ROBERT TRAVIS SCOTT: Yeah, four months later, we're really faced with maybe trying to match some more departmental records, maybe trying match some DNA. And think of how difficult this is: You have to find relatives who are close enough linked biologically to the victim -- who you think might be the victim -- and get them to come in, get a DNA swab, process that, and then try to match it.
And then it's really a game of math to try to figure out what the odds are that that person is really who they think it is. You see, one of the problems we had in this storm, Gwen, is that a lot of people who died did not die at home. They died somewhere else.
They left home, they maybe went to a relative's house to try to weather the storm, or maybe they tried to make it to an evacuation center. And so they were found all over. It would have been a lot easier if they had, you know, all simply died in their own home.
GWEN IFILL: Do we have any idea all this time later also how many people are still missing?
ROBERT TRAVIS SCOTT: That's another extraordinary story. There have been about 12,000 documented cases of people missing from Hurricane Katrina in both Louisiana and in Mississippi.
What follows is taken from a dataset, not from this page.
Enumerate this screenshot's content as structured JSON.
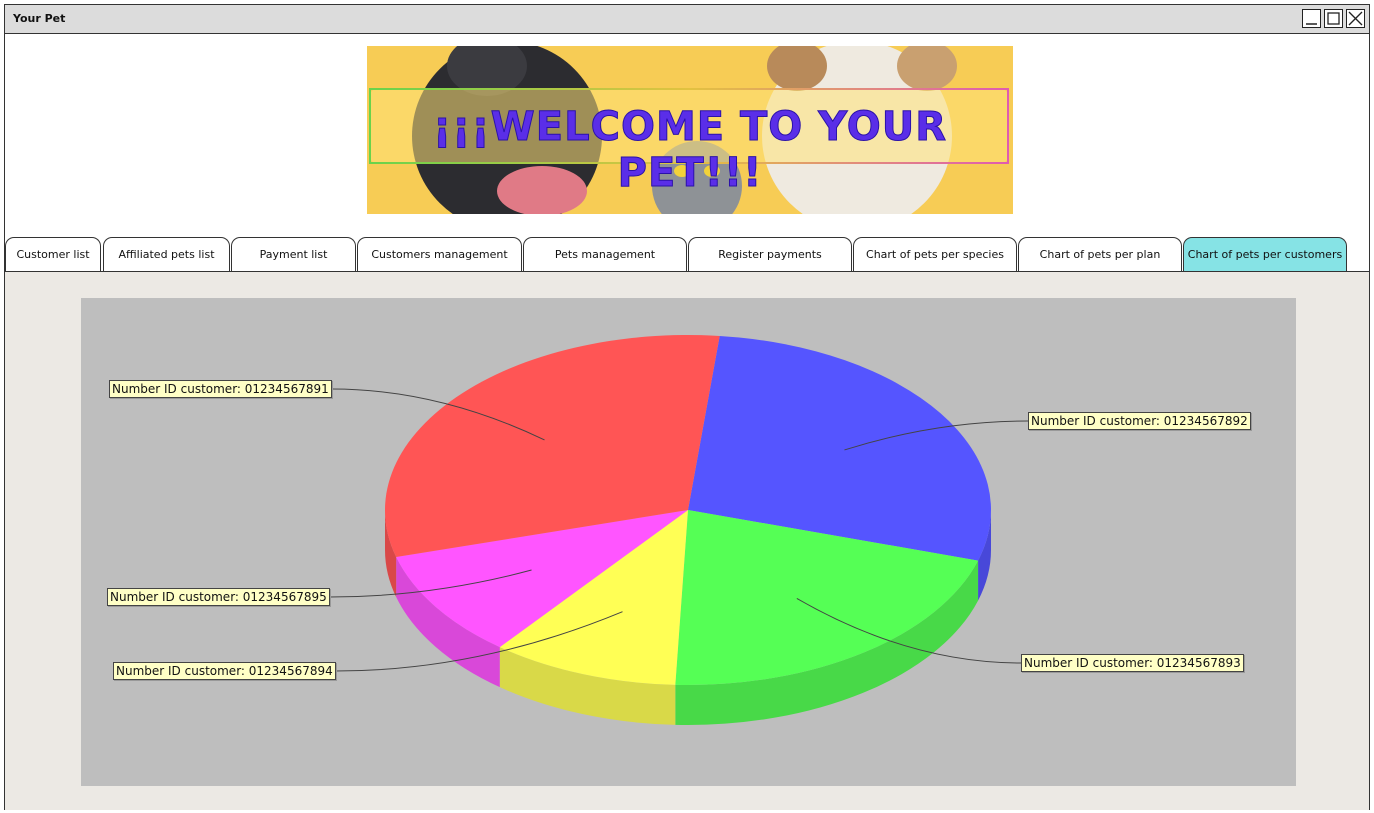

Remarkably, they have found all but about 3700 of those. Now, you might say that 3700 missing people sounds like a lot. Officials here believe that a lot of those people on the so-called "missing list" are people who have in fact been found by relatives, and the relatives just haven't called in to follow up on their missing person's report to let them know.
So they're calling out for them. They are still getting reports, sometimes 20 and 30 a day, of people who relatives say are missing. They can't find them. But keep in mind everybody is spread out outside of the New Orleans area, either in the suburban areas or in other parts of Louisiana, or around the country. And they're having trouble locating each other.
So there is a substantial facility here in Baton Rouge that is working with phone banks and Internet detectives, and DNA specialists, trying to make all of these links and bring all these people back together.
GWEN IFILL: Robert Travis Scott of the New Orleans Times Picayune, thanks so much for all your work.
ROBERT TRAVIS SCOTT: Thank you, Gwen.